Das warf SPD-Gesundheitsexperte Karl Lauterbach der Koalition auch in der Debatte um die Gesundheitspolitik vor. Vorschläge der Pharmalobby und von Privatkassen würden "nicht nur übernommen, sondern abgeschrieben", so Lauterbach. Hintergrund ist, dass künftig das Gesundheitsministerium die Kriterien für die Bewertung neuer Mittel festlegen soll. Das hatte auch die Pharmabranche gewollt. Zunächst sollten die Vorgaben für die Bewertung von einem unabhängigen Gremium gemacht werden.
CDU-Experte Jens Spahn sagte, Schwarz-Gelb mache "das härteste Sparpaket in der Geschichte der Bundesrepublik". Privat und gesetzlich Versicherte profitierten gleichermaßen von Schwarz-Gelb.
"Marionetten der Atomkonzerne"
In der Debatte um den Umweltetat warf die Opposition der Bundesregierung ebenfalls vor, Lobby-Politik zu betreiben. "Das ist quasi ein Kaufvertrag für längere Laufzeiten", sagte der SPD-Umweltpolitiker Matthias Miersch über den Vertrag mit den Energiekonzernen. Der Grünen-Abgeordnete Sven-Christian Kindler sagte, diese Regierung sei ein "Marionetten-Kabinett der Atomkonzerne". Er unterstrich, dass die Ökoenergie-Branche das Konzept als Katastrophe bewerte. "Sie sind ein eiskalter Atompolitiker", sagte Kindler zu Umweltminister Norbert Röttgen.

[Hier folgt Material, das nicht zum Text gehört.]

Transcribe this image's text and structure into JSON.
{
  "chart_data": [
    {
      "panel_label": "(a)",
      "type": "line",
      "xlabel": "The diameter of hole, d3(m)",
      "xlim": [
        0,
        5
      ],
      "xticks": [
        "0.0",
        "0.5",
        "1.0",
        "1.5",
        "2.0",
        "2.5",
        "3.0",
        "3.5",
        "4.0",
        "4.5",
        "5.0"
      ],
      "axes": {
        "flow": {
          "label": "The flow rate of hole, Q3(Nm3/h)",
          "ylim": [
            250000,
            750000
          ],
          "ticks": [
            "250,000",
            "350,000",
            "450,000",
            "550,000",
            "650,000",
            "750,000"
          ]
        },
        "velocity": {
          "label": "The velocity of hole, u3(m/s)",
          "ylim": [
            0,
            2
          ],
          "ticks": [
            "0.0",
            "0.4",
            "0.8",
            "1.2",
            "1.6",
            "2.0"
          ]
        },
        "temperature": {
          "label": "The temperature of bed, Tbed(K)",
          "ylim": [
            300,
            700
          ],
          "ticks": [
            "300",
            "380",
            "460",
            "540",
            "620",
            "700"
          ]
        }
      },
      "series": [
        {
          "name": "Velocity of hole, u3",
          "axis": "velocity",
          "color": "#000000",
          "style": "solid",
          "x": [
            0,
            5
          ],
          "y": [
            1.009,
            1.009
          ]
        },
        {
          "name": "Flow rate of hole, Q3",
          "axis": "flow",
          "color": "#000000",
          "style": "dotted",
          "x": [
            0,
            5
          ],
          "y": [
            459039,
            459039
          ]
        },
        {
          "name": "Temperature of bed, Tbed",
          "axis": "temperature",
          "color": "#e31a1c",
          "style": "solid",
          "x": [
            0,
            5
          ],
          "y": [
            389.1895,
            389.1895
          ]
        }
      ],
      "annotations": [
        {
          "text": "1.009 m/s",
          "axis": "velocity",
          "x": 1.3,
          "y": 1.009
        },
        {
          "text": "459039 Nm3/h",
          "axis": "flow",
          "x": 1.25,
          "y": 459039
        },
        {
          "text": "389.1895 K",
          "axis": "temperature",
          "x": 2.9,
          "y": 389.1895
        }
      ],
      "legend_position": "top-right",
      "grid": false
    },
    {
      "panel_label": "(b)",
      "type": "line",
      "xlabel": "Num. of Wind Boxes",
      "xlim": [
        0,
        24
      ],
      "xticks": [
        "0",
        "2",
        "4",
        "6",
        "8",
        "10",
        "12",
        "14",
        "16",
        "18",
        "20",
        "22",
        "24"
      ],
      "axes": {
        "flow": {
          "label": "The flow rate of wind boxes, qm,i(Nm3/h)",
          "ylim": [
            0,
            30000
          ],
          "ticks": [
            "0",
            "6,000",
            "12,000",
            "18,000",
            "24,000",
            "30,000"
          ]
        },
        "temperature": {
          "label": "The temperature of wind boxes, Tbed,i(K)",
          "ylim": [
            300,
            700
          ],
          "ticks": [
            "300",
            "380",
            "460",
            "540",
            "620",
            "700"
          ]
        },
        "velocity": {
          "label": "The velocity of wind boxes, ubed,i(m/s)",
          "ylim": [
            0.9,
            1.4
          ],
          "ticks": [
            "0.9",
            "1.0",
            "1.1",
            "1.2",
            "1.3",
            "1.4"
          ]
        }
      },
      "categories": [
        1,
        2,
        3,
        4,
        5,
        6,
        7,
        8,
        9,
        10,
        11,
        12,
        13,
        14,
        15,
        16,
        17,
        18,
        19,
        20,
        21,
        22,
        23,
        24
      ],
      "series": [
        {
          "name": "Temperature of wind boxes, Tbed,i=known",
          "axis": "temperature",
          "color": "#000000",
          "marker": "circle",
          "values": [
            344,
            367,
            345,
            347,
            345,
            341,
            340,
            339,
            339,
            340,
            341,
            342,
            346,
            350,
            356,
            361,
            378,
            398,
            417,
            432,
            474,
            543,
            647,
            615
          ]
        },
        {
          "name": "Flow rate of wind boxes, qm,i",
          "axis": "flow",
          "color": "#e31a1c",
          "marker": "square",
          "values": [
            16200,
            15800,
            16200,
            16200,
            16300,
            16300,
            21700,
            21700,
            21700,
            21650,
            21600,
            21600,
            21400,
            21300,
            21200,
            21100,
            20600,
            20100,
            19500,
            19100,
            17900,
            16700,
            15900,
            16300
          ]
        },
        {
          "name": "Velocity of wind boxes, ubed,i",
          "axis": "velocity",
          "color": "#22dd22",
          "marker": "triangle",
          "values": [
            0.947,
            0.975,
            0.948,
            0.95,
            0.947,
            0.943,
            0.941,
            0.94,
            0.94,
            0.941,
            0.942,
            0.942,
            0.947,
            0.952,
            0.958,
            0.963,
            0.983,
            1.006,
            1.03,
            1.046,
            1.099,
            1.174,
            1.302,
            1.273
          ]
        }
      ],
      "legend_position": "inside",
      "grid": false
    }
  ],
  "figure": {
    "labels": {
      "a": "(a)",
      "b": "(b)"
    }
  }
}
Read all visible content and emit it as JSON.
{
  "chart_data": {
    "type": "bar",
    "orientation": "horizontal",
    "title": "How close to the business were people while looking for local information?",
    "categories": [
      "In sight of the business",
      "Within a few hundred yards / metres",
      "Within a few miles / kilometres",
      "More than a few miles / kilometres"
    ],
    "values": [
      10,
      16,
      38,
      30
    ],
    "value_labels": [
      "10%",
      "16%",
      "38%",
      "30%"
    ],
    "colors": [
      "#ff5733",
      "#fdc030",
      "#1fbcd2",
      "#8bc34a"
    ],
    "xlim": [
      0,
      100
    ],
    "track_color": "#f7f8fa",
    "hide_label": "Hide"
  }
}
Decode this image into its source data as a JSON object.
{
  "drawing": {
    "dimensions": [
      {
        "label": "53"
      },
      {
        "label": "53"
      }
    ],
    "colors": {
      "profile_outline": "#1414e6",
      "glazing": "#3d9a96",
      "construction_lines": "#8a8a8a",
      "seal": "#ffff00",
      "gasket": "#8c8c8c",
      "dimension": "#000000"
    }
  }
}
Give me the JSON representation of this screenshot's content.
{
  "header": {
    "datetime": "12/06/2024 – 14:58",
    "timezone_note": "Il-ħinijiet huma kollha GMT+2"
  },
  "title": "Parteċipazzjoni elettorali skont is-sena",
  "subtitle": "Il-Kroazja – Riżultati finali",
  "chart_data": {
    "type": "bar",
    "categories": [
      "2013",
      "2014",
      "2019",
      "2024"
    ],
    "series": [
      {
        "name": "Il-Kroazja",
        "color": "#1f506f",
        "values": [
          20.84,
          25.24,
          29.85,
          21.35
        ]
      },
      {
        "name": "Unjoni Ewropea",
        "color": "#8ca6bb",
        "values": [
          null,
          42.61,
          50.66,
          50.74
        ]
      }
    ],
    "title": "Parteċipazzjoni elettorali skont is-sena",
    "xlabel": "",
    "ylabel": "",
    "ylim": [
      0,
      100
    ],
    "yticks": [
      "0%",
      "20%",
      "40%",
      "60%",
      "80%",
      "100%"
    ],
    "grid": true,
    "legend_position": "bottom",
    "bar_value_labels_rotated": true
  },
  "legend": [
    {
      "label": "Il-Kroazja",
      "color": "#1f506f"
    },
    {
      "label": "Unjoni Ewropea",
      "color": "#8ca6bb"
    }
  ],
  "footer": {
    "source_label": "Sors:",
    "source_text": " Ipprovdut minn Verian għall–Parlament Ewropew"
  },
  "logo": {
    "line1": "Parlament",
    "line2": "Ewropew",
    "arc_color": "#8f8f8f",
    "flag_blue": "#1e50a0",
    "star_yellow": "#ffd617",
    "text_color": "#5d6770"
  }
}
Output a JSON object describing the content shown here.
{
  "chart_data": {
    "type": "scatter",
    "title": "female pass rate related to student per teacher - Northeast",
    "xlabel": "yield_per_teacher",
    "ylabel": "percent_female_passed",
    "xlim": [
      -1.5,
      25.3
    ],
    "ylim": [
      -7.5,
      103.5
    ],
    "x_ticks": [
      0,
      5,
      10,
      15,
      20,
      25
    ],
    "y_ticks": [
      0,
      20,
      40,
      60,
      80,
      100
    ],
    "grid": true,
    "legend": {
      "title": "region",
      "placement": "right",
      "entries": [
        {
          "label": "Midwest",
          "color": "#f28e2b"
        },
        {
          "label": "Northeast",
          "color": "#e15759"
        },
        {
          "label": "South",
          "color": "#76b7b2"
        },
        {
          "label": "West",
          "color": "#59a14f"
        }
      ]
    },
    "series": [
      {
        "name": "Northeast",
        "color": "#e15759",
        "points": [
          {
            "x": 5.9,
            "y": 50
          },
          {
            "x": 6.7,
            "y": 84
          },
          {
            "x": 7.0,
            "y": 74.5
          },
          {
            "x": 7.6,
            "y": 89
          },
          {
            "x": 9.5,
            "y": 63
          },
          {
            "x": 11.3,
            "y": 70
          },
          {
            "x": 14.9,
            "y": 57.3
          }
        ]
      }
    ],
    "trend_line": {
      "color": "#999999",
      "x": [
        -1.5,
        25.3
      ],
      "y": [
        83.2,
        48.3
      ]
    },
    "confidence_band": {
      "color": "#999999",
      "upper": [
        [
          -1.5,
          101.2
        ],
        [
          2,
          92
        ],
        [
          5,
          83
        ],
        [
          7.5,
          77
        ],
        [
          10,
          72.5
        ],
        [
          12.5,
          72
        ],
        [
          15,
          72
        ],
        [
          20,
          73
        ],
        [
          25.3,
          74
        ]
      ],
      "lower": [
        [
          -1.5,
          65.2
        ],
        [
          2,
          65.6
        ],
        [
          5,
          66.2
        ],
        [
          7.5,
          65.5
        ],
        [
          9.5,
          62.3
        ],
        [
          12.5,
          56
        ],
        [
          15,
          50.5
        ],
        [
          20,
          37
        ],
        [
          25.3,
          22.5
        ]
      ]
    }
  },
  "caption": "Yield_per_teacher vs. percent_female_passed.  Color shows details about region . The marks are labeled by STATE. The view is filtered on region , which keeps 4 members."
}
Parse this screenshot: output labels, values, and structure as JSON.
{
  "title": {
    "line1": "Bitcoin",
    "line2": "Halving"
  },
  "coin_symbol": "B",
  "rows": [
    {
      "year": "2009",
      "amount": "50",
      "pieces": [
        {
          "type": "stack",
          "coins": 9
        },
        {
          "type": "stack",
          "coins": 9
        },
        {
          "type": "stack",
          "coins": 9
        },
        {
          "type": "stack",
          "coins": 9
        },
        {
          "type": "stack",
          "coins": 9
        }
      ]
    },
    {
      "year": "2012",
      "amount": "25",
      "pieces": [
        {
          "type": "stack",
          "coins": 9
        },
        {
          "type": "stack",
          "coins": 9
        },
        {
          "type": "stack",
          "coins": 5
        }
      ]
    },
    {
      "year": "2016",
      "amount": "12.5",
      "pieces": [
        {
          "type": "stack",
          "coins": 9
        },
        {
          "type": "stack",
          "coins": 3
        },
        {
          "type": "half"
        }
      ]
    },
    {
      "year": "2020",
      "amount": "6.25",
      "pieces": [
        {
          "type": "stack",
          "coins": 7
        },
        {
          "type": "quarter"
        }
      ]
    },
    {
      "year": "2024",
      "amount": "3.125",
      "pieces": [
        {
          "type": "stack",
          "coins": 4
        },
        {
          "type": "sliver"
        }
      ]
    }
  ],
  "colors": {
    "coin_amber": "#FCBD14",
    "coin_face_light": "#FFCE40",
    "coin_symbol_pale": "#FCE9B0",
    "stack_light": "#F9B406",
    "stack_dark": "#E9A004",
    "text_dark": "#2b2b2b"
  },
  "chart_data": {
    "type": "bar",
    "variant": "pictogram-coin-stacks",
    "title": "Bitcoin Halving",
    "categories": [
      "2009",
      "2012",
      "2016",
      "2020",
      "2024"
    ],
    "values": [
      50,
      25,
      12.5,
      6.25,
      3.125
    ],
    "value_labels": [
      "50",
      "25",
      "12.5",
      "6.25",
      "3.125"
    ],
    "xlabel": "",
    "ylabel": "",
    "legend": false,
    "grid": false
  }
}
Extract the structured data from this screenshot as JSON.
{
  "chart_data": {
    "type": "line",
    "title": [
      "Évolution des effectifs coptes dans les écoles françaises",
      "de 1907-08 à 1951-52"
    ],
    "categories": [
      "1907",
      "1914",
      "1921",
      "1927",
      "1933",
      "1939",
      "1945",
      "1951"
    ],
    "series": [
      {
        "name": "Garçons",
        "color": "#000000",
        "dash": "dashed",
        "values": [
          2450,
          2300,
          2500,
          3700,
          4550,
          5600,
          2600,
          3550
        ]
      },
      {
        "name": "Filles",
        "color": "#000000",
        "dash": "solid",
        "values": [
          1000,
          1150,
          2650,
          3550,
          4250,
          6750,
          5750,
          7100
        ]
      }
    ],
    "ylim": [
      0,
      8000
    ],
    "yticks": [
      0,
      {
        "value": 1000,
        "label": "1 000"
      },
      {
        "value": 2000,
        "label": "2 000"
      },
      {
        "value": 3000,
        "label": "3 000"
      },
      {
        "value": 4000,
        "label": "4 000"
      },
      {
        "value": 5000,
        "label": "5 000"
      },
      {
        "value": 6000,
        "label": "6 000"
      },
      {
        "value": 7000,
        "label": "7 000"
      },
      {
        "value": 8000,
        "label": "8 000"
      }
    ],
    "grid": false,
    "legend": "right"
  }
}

Dieser verteidigte das Energiekonzept der Regierung als "weltweit einmalig". Auch dank der Einnahmen aus längeren Atomlaufzeiten würden künftig drei Milliarden Euro pro Jahr in den Ausbau der Öko-Energien fließen, sagte Röttgen im Bundestag.
Öko-Ausgaben absetzbar
Die Energiekonzerne kommen bei der Vereinbarung mit der Regierung besser weg als bisher bekannt. Das Bundesfinanzministerium bestätigte in einer Sondersitzung des Wirtschaftsausschusses, dass neben der bis 2016 befristeten Atomsteuer auch die Ausgaben für den Öko-Energiefonds von der Steuer absetzbar sind.